The Mojave saw the Mormons on their way
to sainthood, and a simple life with many wives.
They named the native cactus for a tree –
Joshuas with upheld arms invoking
Jahweh for some cause that only
trees could know. Seeing plants would
keep the faith, they left for Utah.
Up at the Keys Ranch, the climate
for ideas as this is colder and Joshuas
are rare. The last humans died
in 1969. The National Park
moved in. Recorded Time was paused.
Heritage became as good as gold.
We follow uniformed Naomi, Ranger
in Command, through the gate. Her green
sedan leads our plume of jeeps
to circle round a clearing. Our dust
cloud thins. The moment gathers in.
A joke about “them injuns” is suppressed.
Some sage reminds us that firearms
are banned in National Parks, for peace
is dear in these United States.
And Naomi says our 90 minute
tour on foot is dangerous enough.
“So keep together, take your water
bottles, and promise to avoid the snakes.”
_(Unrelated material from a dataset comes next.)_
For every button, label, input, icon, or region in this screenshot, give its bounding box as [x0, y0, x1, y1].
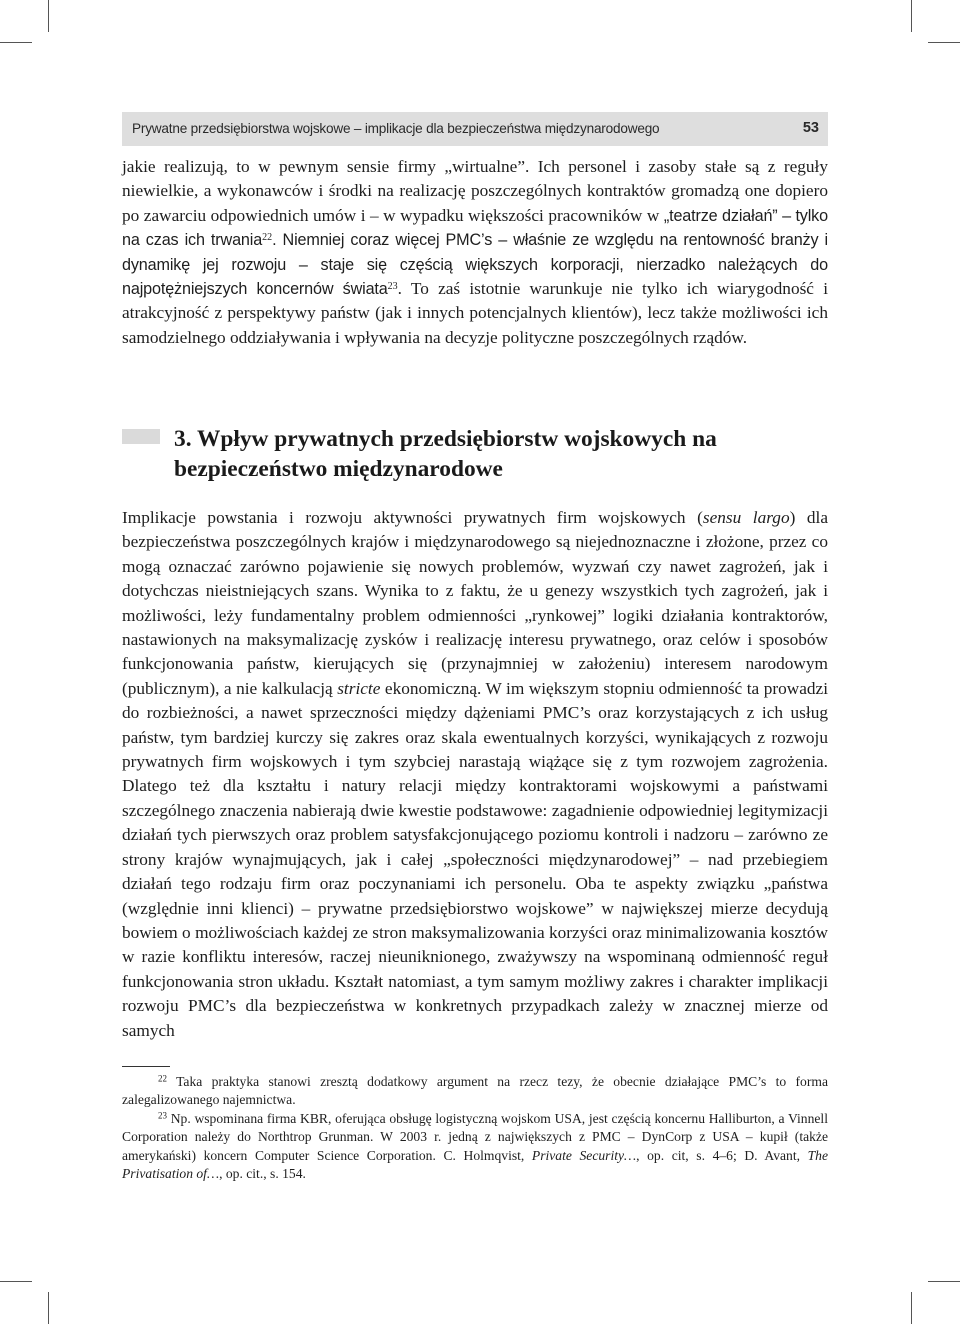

She shakes a finger. “No hands
or feet to go where you can’t see.”
Though she’s amongst the youngest here,
we swiftly settle to the role of kids
She shows us when it all began –
indents in rock beside the trail show signs
that seeds and nuts spent seven
thousand years becoming flour,
ground by a people’s hands. This only
is their book. Hunters, readers of berries,
stars, footprints, they confided in their Gods
and wove themselves within. Leaving
no forwarding address, and silently,
they went in no more time than takes
a single life. I guess they hoped
the deserts of the world had places for a free
and wandering folk who share and care
for land as if it was their mother’s wombs.
Their patronyms remain: Serrano,
Chemehuevi, and Cahuilla – good names
and gone. They have no other story here.
They took their breath and bones
and left white faces in possession
for a brief syllable of time. Their story
fills the book. First, the Malcaneys
rustled cattle, and left for gold.
Then came the Keys. A simple dynasty
that dwindles through a steady 60 years –
one for each minute that Naomi’s tour
provides. How children came, and died,
how water gathered behind dams
and brought an orchard to this savage
paradise. How old man Keys avoided
jail because a writer paid for his defence
when he had killed a neighbour over title
to his land. And how they all had slowly died,
a testament to pale-faced laws of ever
diminishing returns. The wasting struggle
to survive becomes a beacon on the path
to nationhood; to learn, enjoy, relax.
Their home still stands, its lacey
curtains protecting privacy that’s gone.
The sheds still lean against the heat,
the lines of trucks, and tools, and rusty
cars that even then had come as junk.
The cookers, ranges, toilets – the mining
gear they salvaged from others’ short-held
and their red-eyed dreams – as gold glittered
in the creviced rock, the fragile streams.
Left to itself, the wood will bend
and warp, and termites take it all
to dust; the iron holding longer,
oxidizing down to remake rock,
and dry-as-prayer good earth.
The Park maintains it as it was, as if the words
were not a tale of pointlessness enough.
We notice Mark who gathers us together
as we near the end of our allotted
moment in the sun. He’s there to make
us leave no trace behind but what we bring
away, like any other ancient race.
He lives here now, trailered and alone,
a module base up on a distant world,
with aircon, shower, and fridge for steak
and beer. We almost do not see him,
but for his gentle way with keeping us in check.
He has no script, but guards the spirit
of a place he shares with snakes and scorpions.